Coupled aero-hydrodynamic simulations for two in-line FOWTs based on the unsteady actuator line model (Huang et al. 2018)

Floating wind turbines have received considerable attention in the past years. Traditional numerical analysis methods, such as the BEM and vortex methods, cannot satisfy the analysis requirement of complex flow. Thus, CFD has been widely used to investigate the coupled dynamic responses of FOWTs. With the development of the offshore wind industry, the complex flow field characteristics, the greatly influence on the annual energy production, operation, and maintenance cost of floating wind farms need to be studied in the future.

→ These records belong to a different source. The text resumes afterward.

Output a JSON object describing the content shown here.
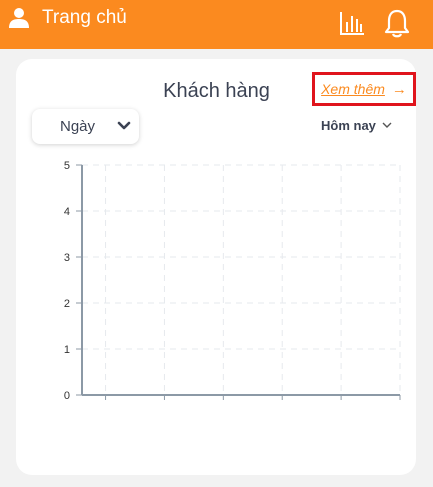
{
  "header": {
    "title": "Trang chủ",
    "bg_color": "#fb8a1f",
    "icons": [
      "user-icon",
      "bar-chart-icon",
      "bell-icon"
    ]
  },
  "card": {
    "title": "Khách hàng",
    "see_more": "Xem thêm",
    "see_more_color": "#fb8a1f",
    "period_select": "Ngày",
    "date_range": "Hôm nay"
  },
  "chart_data": {
    "type": "line",
    "title": "",
    "xlabel": "",
    "ylabel": "",
    "yticks": [
      "0",
      "1",
      "2",
      "3",
      "4",
      "5"
    ],
    "ylim": [
      0,
      5
    ],
    "categories": [
      "",
      "",
      "",
      "",
      "",
      ""
    ],
    "series": [],
    "grid": true
  }
}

8 Conclusion and Future Perspectives

Several complex viscous flow problems in ship and ocean engineering, including free-surface flows, breaking bow waves of high-speed ship, ship hull–propeller–rudder interaction, vortex-induced vibration of marine risers, VIMs of deep-draft platforms, and FOWTs, are discussed in detail. The applications of CFD techniques in numerical solutions of typical complex viscous flows in ship and ocean engineering were reviewed. With the developed CFD techniques, the complex viscous flows around ship and offshore structures can be highly resolved (as shown in the figures in each section).

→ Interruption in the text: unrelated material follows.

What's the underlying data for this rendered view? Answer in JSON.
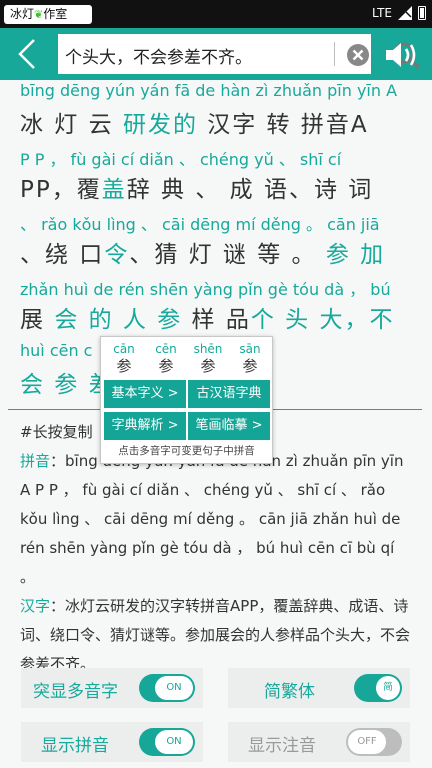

However, the increase in computational cost is not negligible, and the computational efficiency has been a significant problem for further applications using CFD. The GPU acceleration technique has been widely used in CFD. The GPU technique has been used in many commercial software to accelerate the linear equation, and many groups developed GPU-based in-house codes (Chow et al. 2018; Chen and Wan 2018). Tremendous achievement has been made in accelerating GPU-based CFD computations. The Cartesian grid CFD solver (Liu and Hu 2018a, 2018b) is also preferable because of its high parallel efficiency. In addition, the Cartesian grid CFD technique shows high accuracy when incorporated with high-order schemes and adaptive mesh. With the application of these novel techniques, additional complex, real, and large-scale CFD simulations can be carried out in the future.